String

Fri Mar 17 06:56:55 UTC 2000

  Hi,

  Usually I don't like to write this kind of stuff by
myself, but I think I have to point out that already there
is (at least) an attempt to make Squeak be capable of
multi-byte string and XML parser based on it. 

  That includes:

  * automatic conversion of Character and MultiCharacter and
    vice versa (like Number hierarchy).
  * Automatic convertion of String to MultiString and vice
    versa. (though String and MultiString doesn't share same 
    anscestor)
  * Adding new encoding is (I hope) simple.
  * an XML parser (by John Dancun).

  As for Latin-1'nizing, several people (including me) did
it.  As far as I know, the first attempt (by me) was done by
creating several missing fonts by (my) hand and I'd say the
quality of fonts are not so good.  However, after that other
people like Jay Carlson did it based on reading BDF fonts.
Probably Henrik Gedenryd would provide much more "beautiful"
glyphs.

  I think now there are enough stuff to move Latin-1 based
Squeak.

  Finally, note that even Unicoders don't think
"16-bit == 1 character" abstraction works.
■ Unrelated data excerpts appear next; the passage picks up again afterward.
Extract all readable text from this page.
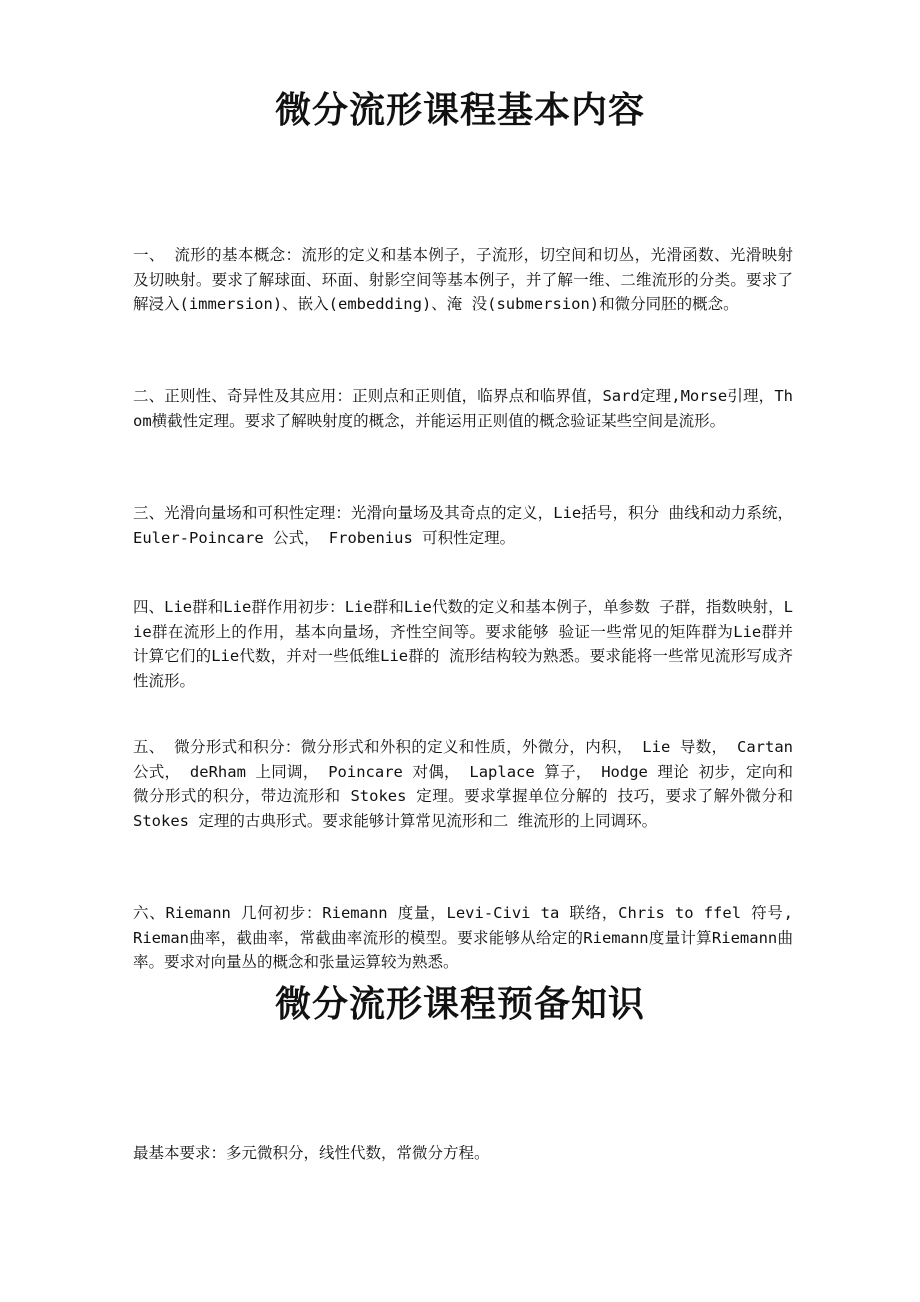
微分流形课程基本内容

一、 流形的基本概念：流形的定义和基本例子，子流形，切空间和切丛，光滑函数、光滑映射及切映射。要求了解球面、环面、射影空间等基本例子，并了解一维、二维流形的分类。要求了解浸入(immersion)、嵌入(embedding)、淹 没(submersion)和微分同胚的概念。

二、正则性、奇异性及其应用：正则点和正则值，临界点和临界值，Sard定理,Morse引理，Thom横截性定理。要求了解映射度的概念，并能运用正则值的概念验证某些空间是流形。

三、光滑向量场和可积性定理：光滑向量场及其奇点的定义，Lie括号，积分 曲线和动力系统， Euler-Poincare 公式， Frobenius 可积性定理。

四、Lie群和Lie群作用初步：Lie群和Lie代数的定义和基本例子，单参数 子群，指数映射，Lie群在流形上的作用，基本向量场，齐性空间等。要求能够 验证一些常见的矩阵群为Lie群并计算它们的Lie代数，并对一些低维Lie群的 流形结构较为熟悉。要求能将一些常见流形写成齐性流形。

五、 微分形式和积分：微分形式和外积的定义和性质，外微分，内积， Lie 导数， Cartan 公式， deRham 上同调， Poincare 对偶， Laplace 算子， Hodge 理论 初步，定向和微分形式的积分，带边流形和 Stokes 定理。要求掌握单位分解的 技巧，要求了解外微分和 Stokes 定理的古典形式。要求能够计算常见流形和二 维流形的上同调环。

六、Riemann 几何初步：Riemann 度量，Levi-Civi ta 联络，Chris to ffel 符号, Rieman曲率，截曲率，常截曲率流形的模型。要求能够从给定的Riemann度量计算Riemann曲率。要求对向量丛的概念和张量运算较为熟悉。

微分流形课程预备知识

最基本要求：多元微积分，线性代数，常微分方程。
  If some multilingual system is build based on such
abstraction, the "string" would not be indexable.  Namely,
#at: and #at:put can't be executed in O(1) time.

  I think "30-bit <--> 8-bit" automatic conversion is most
practical and feasible answer in Squeak.

  See
http://www.is.titech.ac.jp/~ohshima/squeak/squeak-multilingual-e.html
and
http://www.pitt.edu/~jddst19/

  -- Yoshiki